Adam Gottlieb has a busy schedule. On weekdays, he visits elementary school students, passing around his extensive collection of political memorabilia for young politicos to admire. Weekends are set aside for flea markets and antique stores.
“My best find ever was at a tiny rural street fair,” remembers Gottlieb, 44. “I bought a very rare Teddy Roosevelt button, six inches across, for $30.” Gottlieb has been collecting Roosevelt items since a fourth-grade field trip in 1976 to Oyster Bay, the 26th president’s “summer White House” in New York. After that trip, Gottlieb saved his allowance in a piggy bank designated specifically for political items. He now estimates his collection at more than 2,000 items, 300 of them Roosevelt-related.
He’s scooped up buttons, ribbons, photographs, signed letters, presidential documents, books and newspapers. But his most prized possessions are those linked to California, where he is on the communications staff of the state energy commission.
“I have items from Roosevelt’s 1903 visit to California, a parade that he attended in Los Angeles and a menu that he ordered from in San Francisco,” Gottlieb says.

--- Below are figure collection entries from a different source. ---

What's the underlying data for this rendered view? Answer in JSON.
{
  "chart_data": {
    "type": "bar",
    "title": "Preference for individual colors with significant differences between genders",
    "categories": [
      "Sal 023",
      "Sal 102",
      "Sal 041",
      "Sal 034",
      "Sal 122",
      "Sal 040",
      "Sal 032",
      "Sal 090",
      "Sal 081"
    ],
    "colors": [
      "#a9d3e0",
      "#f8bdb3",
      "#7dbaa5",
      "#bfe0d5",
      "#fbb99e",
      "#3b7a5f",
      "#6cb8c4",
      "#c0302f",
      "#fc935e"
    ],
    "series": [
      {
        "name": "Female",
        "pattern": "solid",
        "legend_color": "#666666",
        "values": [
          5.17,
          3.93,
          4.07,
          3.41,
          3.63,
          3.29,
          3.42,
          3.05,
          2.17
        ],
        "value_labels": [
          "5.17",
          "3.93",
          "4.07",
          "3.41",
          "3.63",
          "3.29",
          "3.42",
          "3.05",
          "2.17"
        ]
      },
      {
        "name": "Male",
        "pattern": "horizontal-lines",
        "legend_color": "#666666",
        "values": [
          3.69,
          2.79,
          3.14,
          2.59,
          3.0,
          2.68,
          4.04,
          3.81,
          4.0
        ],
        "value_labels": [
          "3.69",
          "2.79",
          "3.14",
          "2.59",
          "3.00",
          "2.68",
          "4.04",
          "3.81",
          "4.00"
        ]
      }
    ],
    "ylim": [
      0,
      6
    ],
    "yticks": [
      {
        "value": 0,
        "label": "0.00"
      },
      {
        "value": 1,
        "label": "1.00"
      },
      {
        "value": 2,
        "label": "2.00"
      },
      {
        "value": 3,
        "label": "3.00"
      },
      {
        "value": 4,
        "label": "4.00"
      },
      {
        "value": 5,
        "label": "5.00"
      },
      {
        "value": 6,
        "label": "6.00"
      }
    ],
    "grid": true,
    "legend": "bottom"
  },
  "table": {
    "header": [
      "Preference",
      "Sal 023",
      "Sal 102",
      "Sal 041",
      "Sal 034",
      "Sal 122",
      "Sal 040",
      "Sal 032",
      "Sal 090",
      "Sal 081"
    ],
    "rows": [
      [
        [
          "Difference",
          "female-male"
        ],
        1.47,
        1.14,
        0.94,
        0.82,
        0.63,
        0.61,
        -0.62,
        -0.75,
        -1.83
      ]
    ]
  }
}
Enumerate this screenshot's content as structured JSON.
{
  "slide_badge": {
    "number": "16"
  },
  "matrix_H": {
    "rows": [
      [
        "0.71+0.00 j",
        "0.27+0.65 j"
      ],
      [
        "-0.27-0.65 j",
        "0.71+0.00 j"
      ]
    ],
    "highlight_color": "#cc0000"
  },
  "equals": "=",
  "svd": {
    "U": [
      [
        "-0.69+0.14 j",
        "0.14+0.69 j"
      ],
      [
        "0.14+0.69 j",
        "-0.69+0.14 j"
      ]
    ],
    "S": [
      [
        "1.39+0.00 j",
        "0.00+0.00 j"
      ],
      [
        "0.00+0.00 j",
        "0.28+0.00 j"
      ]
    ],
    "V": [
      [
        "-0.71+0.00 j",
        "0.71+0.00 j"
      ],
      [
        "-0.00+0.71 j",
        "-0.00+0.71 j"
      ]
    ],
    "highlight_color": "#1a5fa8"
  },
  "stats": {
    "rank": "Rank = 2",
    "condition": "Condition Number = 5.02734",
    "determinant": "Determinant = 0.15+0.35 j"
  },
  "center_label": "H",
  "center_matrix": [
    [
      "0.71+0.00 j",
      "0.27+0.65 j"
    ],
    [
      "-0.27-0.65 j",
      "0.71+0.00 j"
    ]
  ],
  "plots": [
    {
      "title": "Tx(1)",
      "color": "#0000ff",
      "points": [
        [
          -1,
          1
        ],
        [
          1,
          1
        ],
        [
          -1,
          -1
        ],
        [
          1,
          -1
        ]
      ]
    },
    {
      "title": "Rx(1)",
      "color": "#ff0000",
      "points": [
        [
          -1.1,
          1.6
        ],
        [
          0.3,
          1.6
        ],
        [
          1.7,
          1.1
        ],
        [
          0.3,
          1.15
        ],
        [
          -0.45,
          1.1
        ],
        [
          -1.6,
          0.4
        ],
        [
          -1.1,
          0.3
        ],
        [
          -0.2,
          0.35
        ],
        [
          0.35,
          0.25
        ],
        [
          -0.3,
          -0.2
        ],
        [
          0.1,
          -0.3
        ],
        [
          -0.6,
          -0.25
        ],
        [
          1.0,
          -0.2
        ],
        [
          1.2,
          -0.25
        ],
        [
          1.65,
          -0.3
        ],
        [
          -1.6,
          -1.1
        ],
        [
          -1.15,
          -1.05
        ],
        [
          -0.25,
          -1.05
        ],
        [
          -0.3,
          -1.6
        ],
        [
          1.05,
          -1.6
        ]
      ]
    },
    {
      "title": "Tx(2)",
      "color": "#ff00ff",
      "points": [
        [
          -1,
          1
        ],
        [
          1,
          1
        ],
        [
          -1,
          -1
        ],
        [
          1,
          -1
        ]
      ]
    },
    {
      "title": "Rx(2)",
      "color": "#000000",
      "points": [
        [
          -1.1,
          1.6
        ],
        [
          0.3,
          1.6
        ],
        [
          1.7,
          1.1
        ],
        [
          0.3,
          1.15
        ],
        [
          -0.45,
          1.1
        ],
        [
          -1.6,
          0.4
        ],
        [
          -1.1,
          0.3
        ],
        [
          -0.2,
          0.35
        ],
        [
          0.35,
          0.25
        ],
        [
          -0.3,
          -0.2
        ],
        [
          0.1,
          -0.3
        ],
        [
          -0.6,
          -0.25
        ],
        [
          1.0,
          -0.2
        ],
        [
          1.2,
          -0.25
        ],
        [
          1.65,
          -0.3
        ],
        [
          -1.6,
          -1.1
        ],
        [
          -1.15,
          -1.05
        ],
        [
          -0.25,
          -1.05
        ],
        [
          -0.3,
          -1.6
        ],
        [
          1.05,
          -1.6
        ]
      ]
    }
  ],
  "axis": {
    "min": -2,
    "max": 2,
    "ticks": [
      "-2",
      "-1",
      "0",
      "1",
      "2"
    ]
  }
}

He’ll have a chance to show off his collection Aug. 5-7, when hundreds of political collectors convene in Las Vegas for the biannual Political Memorabilia Show and Sale, sponsored by the American Political Items Collectors. Yes, there is a niche market for everything.
APIC hosts small events across the country, but the Vegas show is the granddaddy of them all. More than 100 political dealers will be on hand this year. And in a take-off of the popular television show Antiques Roadshow, experts will appraise and auction off anything that attendees bring to the event. Many of those items, says Gottlieb, will come from people who aren’t collectors but just cleaned out their attics and stumbled across what they hope is a political treasure.
Marsha Dixey of Heritage Auction Galleries will help to oversee the auction. “With the prevalence of the Internet, most transactions now occur online. So when there is a live floor, like there will be in Las Vegas, things can get interesting,” she says.
Dixey remembers an auction in 1986, when Malcolm Forbes, founder of Forbes magazine and an avid political memorabilia collector, purchased a James Cox/FDR campaign pin from 1920 for more than $30,000 after a long bidding war.
The items for this year’s event, shown at www.ha.com, are as diverse as soda cans of “Goldwater” featuring presidential candidate Barry Goldwater, thimbles for Herbert Hoover, potholders for Calvin Coolidge, pewter shank buttons for George Washington and baseball mitts for Mitt Romney.
Gottlieb, for his part, has come a long way since his days of diligently earmarking his allowance for Roosevelt items. “I’m definitely looking to buy. I’m throwing my hat in the ring, so to speak. Did you know that Teddy Roosevelt coined that phrase?” he asks, chuckling.